Department of Clinical Pharmacology, Xiangya Hospital, Central South University, Changsha, 410000, China.
Cell Death Dis. 2020 Jul 24;11(7):579. doi: 10.1038/s41419-020-02794-2.
Aminoacyl-tRNA synthetases (ARSs) are an important class of enzymes with an evolutionarily conserved mechanism for protein synthesis. In higher eukaryotic systems, eight ARSs and three ARS-interacting multi-functional proteins (AIMPs) form a multi-tRNA synthetase complex (MSC), which seems to contribute to cellular homeostasis. Of these, AIMPs are generally considered as non-enzyme factors, playing a scaffolding role during MSC assembly. Although the functions of AIMPs are not fully understood, increasing evidence indicates that these scaffold proteins usually exert tumor-suppressive activities. In addition, endothelial monocyte-activating polypeptide II (EMAP II), as a cleavage product of AIMP1, and AIMP2-DX2, as a splice variant of AIMP2 lacking exon 2, also have a pivotal role in regulating tumorigenesis. In this review, we summarize the biological functions of AIMP1, EMAP II, AIMP2, AIMP2-DX2, and AIMP3. Also, we systematically introduce their emerging roles in cancer, aiming to provide new ideas for the treatment of cancer.

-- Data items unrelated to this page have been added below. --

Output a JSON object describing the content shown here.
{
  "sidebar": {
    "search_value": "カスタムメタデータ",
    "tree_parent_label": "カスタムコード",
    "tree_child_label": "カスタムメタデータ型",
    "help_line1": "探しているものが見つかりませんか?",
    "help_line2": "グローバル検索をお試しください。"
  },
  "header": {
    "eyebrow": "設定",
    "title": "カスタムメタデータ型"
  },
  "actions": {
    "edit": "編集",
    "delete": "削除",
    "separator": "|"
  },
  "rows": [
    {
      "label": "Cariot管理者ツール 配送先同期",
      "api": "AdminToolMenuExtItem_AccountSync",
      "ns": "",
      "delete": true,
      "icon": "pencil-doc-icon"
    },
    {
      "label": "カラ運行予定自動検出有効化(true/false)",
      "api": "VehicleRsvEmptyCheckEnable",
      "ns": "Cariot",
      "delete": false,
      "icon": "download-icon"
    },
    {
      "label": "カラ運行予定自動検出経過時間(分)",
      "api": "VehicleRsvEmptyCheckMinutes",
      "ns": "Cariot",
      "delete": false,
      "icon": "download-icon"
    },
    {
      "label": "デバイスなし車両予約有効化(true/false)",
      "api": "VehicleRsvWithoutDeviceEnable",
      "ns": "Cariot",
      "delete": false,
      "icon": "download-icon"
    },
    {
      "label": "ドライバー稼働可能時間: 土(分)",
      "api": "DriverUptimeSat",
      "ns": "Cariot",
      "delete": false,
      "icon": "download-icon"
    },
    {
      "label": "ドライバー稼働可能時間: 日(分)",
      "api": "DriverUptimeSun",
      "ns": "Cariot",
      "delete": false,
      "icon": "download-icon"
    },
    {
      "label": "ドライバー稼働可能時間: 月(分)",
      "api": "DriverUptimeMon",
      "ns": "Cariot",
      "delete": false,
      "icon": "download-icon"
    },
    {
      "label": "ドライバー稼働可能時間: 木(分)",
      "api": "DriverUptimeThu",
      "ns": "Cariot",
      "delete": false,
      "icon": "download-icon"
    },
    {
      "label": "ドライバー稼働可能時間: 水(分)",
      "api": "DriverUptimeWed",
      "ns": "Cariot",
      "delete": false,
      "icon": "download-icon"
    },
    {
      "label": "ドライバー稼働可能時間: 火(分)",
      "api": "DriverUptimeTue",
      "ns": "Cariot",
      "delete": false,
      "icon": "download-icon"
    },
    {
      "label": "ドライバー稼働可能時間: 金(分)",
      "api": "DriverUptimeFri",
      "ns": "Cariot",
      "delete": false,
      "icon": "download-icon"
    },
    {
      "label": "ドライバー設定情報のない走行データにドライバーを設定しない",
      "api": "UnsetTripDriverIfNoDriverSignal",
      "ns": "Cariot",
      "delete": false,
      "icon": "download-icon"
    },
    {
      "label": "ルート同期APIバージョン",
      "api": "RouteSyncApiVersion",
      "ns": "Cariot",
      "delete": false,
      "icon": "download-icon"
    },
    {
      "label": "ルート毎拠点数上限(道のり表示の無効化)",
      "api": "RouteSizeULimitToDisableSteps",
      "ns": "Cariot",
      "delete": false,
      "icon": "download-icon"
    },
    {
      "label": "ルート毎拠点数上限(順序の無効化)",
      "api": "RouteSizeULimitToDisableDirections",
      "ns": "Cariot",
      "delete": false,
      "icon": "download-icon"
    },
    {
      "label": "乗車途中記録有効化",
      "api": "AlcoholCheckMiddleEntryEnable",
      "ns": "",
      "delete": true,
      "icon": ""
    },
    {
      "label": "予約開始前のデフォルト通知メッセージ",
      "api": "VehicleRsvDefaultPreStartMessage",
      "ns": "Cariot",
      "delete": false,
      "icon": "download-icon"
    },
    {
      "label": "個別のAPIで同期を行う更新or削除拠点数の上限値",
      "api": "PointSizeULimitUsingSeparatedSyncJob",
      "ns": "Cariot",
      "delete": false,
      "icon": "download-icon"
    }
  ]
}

氨酰-tRNA 合成酶(ARSs)是一类重要的酶,具有进化上保守的蛋白质合成机制。在高等真核系统中,八种 ARSs 和三种 ARS 相互作用的多功能蛋白(AIMPs)形成多 tRNA 合成酶复合物(MSC),似乎有助于细胞内稳态。其中,AIMPs 通常被认为是非酶因子,在 MSC 组装过程中发挥支架作用。尽管 AIMPs 的功能尚未完全阐明,但越来越多的证据表明,这些支架蛋白通常具有肿瘤抑制活性。此外,内皮单核细胞激活肽 II(EMAP II)作为 AIMP1 的裂解产物,以及 AIMP2-DX2 作为缺少外显子 2 的 AIMP2 的剪接变体,也在调节肿瘤发生中起着关键作用。在这篇综述中,我们总结了 AIMP1、EMAP II、AIMP2、AIMP2-DX2 和 AIMP3 的生物学功能。此外,我们系统地介绍了它们在癌症中的新作用,旨在为癌症治疗提供新的思路。